在一定数量的请求后如何停止抓痒的蜘蛛？

Question

在一定数量的请求后如何停止抓痒的蜘蛛？

Sai*_*ran 4 python loops scrapy python-2.7 python-3.x

我正在开发一个简单的刮板，可获取9个插口及其图像，但由于某些技术困难，我无法停止刮板，并且我一直不希望刮板继续刮下去。我想增加计数器值并在100个柱后停止。但是9gag页面的设计方式是每次响应仅给出10个帖子，并且每次迭代后，我的计数器值都重置为10，在这种情况下，我的循环运行了很长时间，并且永不停止。

# -*- coding: utf-8 -*-
import scrapy
from _9gag.items import GagItem

class FirstSpider(scrapy.Spider):
    name = "first"
    allowed_domains = ["9gag.com"]
    start_urls = (
        'http://www.9gag.com/',
    )

    last_gag_id = None
    def parse(self, response):
        count = 0
        for article in response.xpath('//article'):
            gag_id = article.xpath('@data-entry-id').extract()
            count +=1
            if gag_id:
                if (count != 100):
                    last_gag_id = gag_id[0]
                    ninegag_item = GagItem()
                    ninegag_item['entry_id'] = gag_id[0]
                    ninegag_item['url'] = article.xpath('@data-entry-url').extract()[0]
                    ninegag_item['votes'] = article.xpath('@data-entry-votes').extract()[0]
                    ninegag_item['comments'] = article.xpath('@data-entry-comments').extract()[0]
                    ninegag_item['title'] = article.xpath('.//h2/a/text()').extract()[0].strip()
                    ninegag_item['img_url'] = article.xpath('.//div[1]/a/img/@src').extract()
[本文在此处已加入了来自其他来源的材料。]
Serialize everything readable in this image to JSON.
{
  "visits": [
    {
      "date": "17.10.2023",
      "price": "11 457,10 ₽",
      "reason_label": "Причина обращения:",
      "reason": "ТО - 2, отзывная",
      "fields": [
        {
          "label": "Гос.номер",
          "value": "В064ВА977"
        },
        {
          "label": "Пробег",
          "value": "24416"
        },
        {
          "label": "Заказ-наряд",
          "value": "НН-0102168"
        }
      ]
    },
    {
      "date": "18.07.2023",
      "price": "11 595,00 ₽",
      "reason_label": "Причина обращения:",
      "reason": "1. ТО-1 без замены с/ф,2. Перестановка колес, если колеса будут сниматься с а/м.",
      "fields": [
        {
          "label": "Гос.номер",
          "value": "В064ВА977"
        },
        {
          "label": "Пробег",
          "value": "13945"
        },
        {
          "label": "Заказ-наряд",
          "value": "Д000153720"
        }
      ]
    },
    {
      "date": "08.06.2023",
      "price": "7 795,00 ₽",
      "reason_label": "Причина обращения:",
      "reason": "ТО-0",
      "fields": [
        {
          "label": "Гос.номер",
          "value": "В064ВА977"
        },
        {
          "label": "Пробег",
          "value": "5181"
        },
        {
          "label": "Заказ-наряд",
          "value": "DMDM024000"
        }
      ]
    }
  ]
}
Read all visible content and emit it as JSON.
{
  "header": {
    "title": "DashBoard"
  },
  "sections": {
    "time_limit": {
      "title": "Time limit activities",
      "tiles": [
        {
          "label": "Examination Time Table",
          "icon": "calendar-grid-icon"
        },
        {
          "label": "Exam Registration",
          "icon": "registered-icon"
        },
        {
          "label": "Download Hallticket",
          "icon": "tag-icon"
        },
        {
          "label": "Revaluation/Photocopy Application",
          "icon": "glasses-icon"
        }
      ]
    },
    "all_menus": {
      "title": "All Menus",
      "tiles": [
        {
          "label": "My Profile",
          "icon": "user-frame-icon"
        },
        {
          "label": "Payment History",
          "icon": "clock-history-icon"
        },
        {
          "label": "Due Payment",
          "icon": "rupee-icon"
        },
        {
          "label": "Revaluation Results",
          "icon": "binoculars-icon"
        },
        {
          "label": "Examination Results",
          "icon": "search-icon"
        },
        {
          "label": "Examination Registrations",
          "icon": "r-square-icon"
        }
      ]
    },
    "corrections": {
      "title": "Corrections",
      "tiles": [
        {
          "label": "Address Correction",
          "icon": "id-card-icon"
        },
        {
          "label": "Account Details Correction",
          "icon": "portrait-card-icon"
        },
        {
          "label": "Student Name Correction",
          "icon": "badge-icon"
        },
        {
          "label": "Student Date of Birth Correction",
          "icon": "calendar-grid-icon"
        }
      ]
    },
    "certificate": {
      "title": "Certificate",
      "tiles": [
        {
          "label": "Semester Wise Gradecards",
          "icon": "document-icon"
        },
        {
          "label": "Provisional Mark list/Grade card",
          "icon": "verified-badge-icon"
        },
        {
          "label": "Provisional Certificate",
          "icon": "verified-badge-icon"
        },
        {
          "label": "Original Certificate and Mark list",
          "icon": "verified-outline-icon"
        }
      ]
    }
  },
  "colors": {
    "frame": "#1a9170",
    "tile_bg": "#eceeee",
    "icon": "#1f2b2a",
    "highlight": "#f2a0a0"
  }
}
                    yield ninegag_item


                else:
                    break


        next_url = 'http://9gag.com/?id=%s&c=200' % last_gag_id
        yield scrapy.Request(url=next_url, callback=self.parse) 
        print count

Run Code Online (Sandbox Code Playgroud)

这里是items.py的代码

from scrapy.item import Item, Field


class GagItem(Item):
    entry_id = Field()
    url = Field()
    votes = Field()
    comments = Field()
    title = Field()
    img_url = Field()

Run Code Online (Sandbox Code Playgroud)

所以我想增加一个全局计数值，并通过传递3个参数来解析函数来尝试此操作，它给出了错误

TypeError: parse() takes exactly 3 arguments (2 given)

Run Code Online (Sandbox Code Playgroud)

因此，有一种方法可以传递全局计数值，并在每次迭代后返回它，并在100个帖子（假设）后停止。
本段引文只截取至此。